Omare Gassama

Personal information
- Date of birth: 1 September 1995 (age 30)
- Place of birth: Tarbes, France
- Height: 1.80 m (5 ft 11 in)
- Position: Defensive midfielder

Youth career
- Tours
- 2012–2014: Thouars

Senior career*
- Years: Team / Apps / (Gls)
- 2014–2015: Thouars / 13 / (0)
- 2015–2016: Le Mans / 12 / (0)
- 2016–2017: Victor San Marino / 13 / (2)
- 2017–2018: Francavilla / 22 / (1)
- 2018–2019: Meyrin / 10 / (0)
- 2019–2021: Tours / 21 / (4)
- 2021–2022: Poissy / 28 / (6)
- 2022–2023: Sedan / 18 / (0)
- 2023–2024: Châteauroux / 10 / (0)
- 2023–2024: Châteauroux II / 5 / (0)

International career^{‡}
- 2023–: Mauritania / 1 / (0)

= Omaré Gassama =

French footballer (born 1995)

Omare Gassama (born 1 September 1995) is a professional footballer who plays as a defensive midfielder.
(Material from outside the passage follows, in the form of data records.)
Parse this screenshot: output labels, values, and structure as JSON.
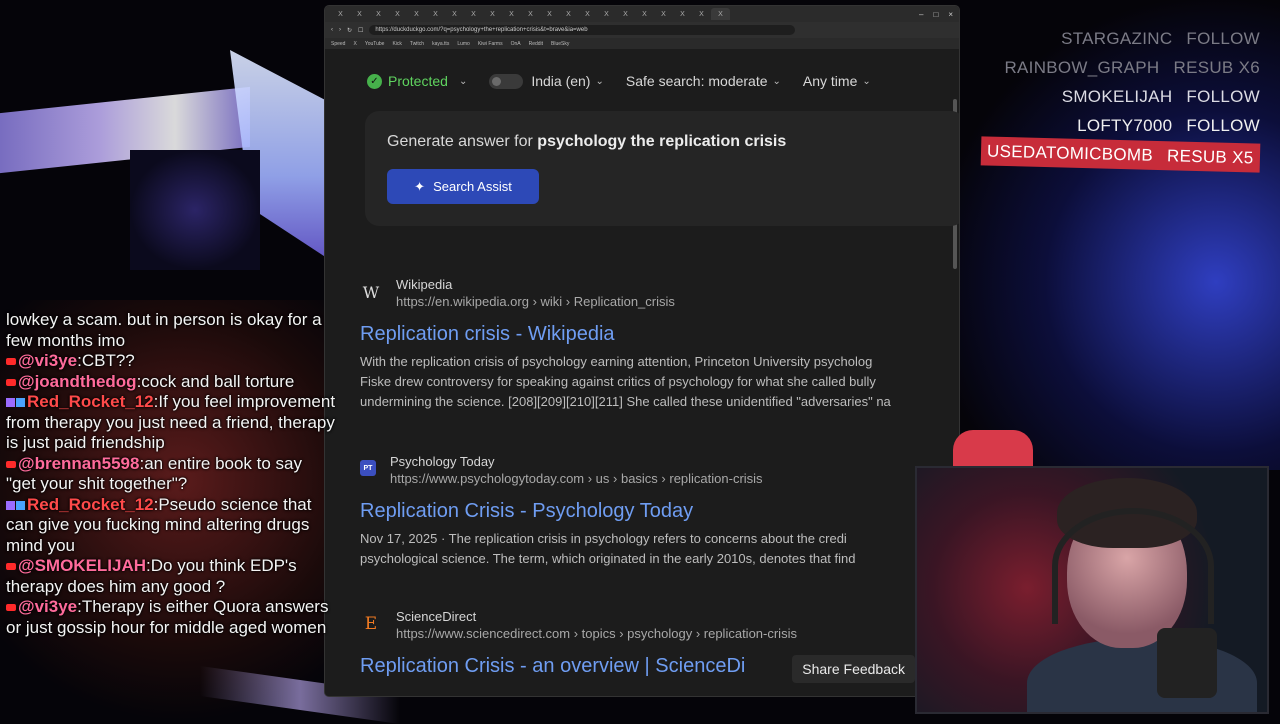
{
  "browser": {
    "url": "https://duckduckgo.com/?q=psychology+the+replication+crisis&t=brave&ia=web",
    "tabs": [
      "X",
      "X",
      "X",
      "X",
      "X",
      "X",
      "X",
      "X",
      "X",
      "X",
      "X",
      "X",
      "X",
      "X",
      "X",
      "X",
      "X",
      "X",
      "X",
      "X",
      "X"
    ],
    "window_controls": [
      "–",
      "□",
      "×"
    ],
    "bookmarks": [
      "Speed",
      "X",
      "YouTube",
      "Kick",
      "Twitch",
      "kaya.tts",
      "Lumo",
      "Kiwi Farms",
      "OnA",
      "Reddit",
      "BlueSky"
    ]
  },
  "filters": {
    "protected": "Protected",
    "region": "India (en)",
    "safe_search": "Safe search: moderate",
    "time": "Any time"
  },
  "assist": {
    "prefix": "Generate answer for ",
    "query": "psychology the replication crisis",
    "button": "Search Assist"
  },
  "results": [
    {
      "site": "Wikipedia",
      "url": "https://en.wikipedia.org › wiki › Replication_crisis",
      "title": "Replication crisis - Wikipedia",
      "favicon": "W",
      "snippet_line1": "With the replication crisis of psychology earning attention, Princeton University psycholog",
      "snippet_line2": "Fiske drew controversy for speaking against critics of psychology for what she called bully",
      "snippet_line3": "undermining the science. [208][209][210][211] She called these unidentified \"adversaries\" na"
    },
    {
      "site": "Psychology Today",
      "url": "https://www.psychologytoday.com › us › basics › replication-crisis",
      "title": "Replication Crisis - Psychology Today",
      "favicon": "PT",
      "date": "Nov 17, 2025",
      "snippet_line1": "The replication crisis in psychology refers to concerns about the credi",
      "snippet_line2": "psychological science. The term, which originated in the early 2010s, denotes that find"
    },
    {
      "site": "ScienceDirect",
      "url": "https://www.sciencedirect.com › topics › psychology › replication-crisis",
      "title": "Replication Crisis - an overview | ScienceDi",
      "favicon": "E"
    }
  ],
  "share_feedback": "Share Feedback",
  "alerts": [
    {
      "user": "STARGAZINC",
      "action": "FOLLOW"
    },
    {
      "user": "RAINBOW_GRAPH",
      "action": "RESUB X6"
    },
    {
      "user": "SMOKELIJAH",
      "action": "FOLLOW"
    },
    {
      "user": "LOFTY7000",
      "action": "FOLLOW"
    },
    {
      "user": "USEDATOMICBOMB",
      "action": "RESUB X5"
    }
  ],
  "chat": [
    {
      "text": "lowkey a scam. but in person is okay for a few months imo"
    },
    {
      "name": "@vi3ye",
      "text": ":CBT??"
    },
    {
      "name": "@joandthedog",
      "text": ":cock and ball torture"
    },
    {
      "name": "Red_Rocket_12",
      "text": ":If you feel improvement from therapy you just need a friend, therapy is just paid friendship"
    },
    {
      "name": "@brennan5598",
      "text": ":an entire book to say \"get your shit together\"?"
    },
    {
      "name": "Red_Rocket_12",
      "text": ":Pseudo science that can give you fucking mind altering drugs mind you"
    },
    {
      "name": "@SMOKELIJAH",
      "text": ":Do you think EDP's therapy does him any good ?"
    },
    {
      "name": "@vi3ye",
      "text": ":Therapy is either Quora answers or just gossip hour for middle aged women"
    }
  ]
}
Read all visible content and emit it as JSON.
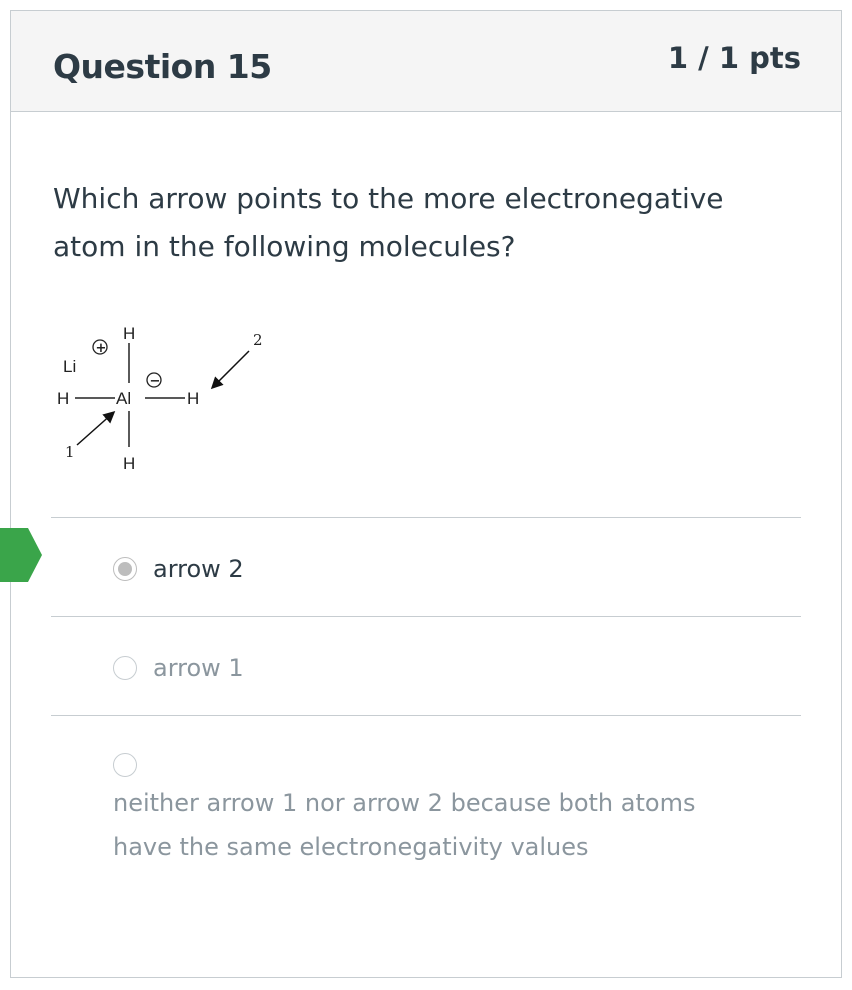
{
  "question": {
    "title": "Question 15",
    "points": "1 / 1 pts",
    "text": "Which arrow points to the more electronegative atom in the following molecules?"
  },
  "molecule": {
    "atoms": {
      "li": "Li",
      "al": "Al",
      "h_top": "H",
      "h_left": "H",
      "h_right": "H",
      "h_bottom": "H"
    },
    "charges": {
      "positive": "+",
      "negative": "−"
    },
    "arrow_labels": {
      "arrow_1": "1",
      "arrow_2": "2"
    }
  },
  "answers": [
    {
      "label": "arrow 2",
      "selected": true
    },
    {
      "label": "arrow 1",
      "selected": false
    },
    {
      "label": "neither arrow 1 nor arrow 2 because both atoms have the same electronegativity values",
      "selected": false
    }
  ],
  "colors": {
    "correct_flag": "#3aa54a",
    "text_dark": "#2d3b45",
    "text_muted": "#8b969e",
    "border": "#c7cdd1",
    "header_bg": "#f5f5f5"
  }
}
Born in France, he plays for the Mauritania national team.

==Career==
A youth product of Thouars, Gassama began his senior career with them in 2014 in the Championnat National 3, before moving to Le Mans the following season. He followed that up with a stint in the Italian Serie D with Victor San Marino and Francavilla from 2016 to 2018, before moving to Switzerland with Meyrin. He returned to his childhood club Tours in the summer of 2021. After 2 seasons with them, he moved to Poissy on 6 July 2021. On 24 September 2022, he had a stint with Sedan in the Championnat National. On 15 July 2023, he transferred to Châteauroux.

==Personal life==
Born in France, Gassama is of Mauritanian descent. He debuted for the Mauritania national team in a 3–0 win over Sudan on 20 June 2023.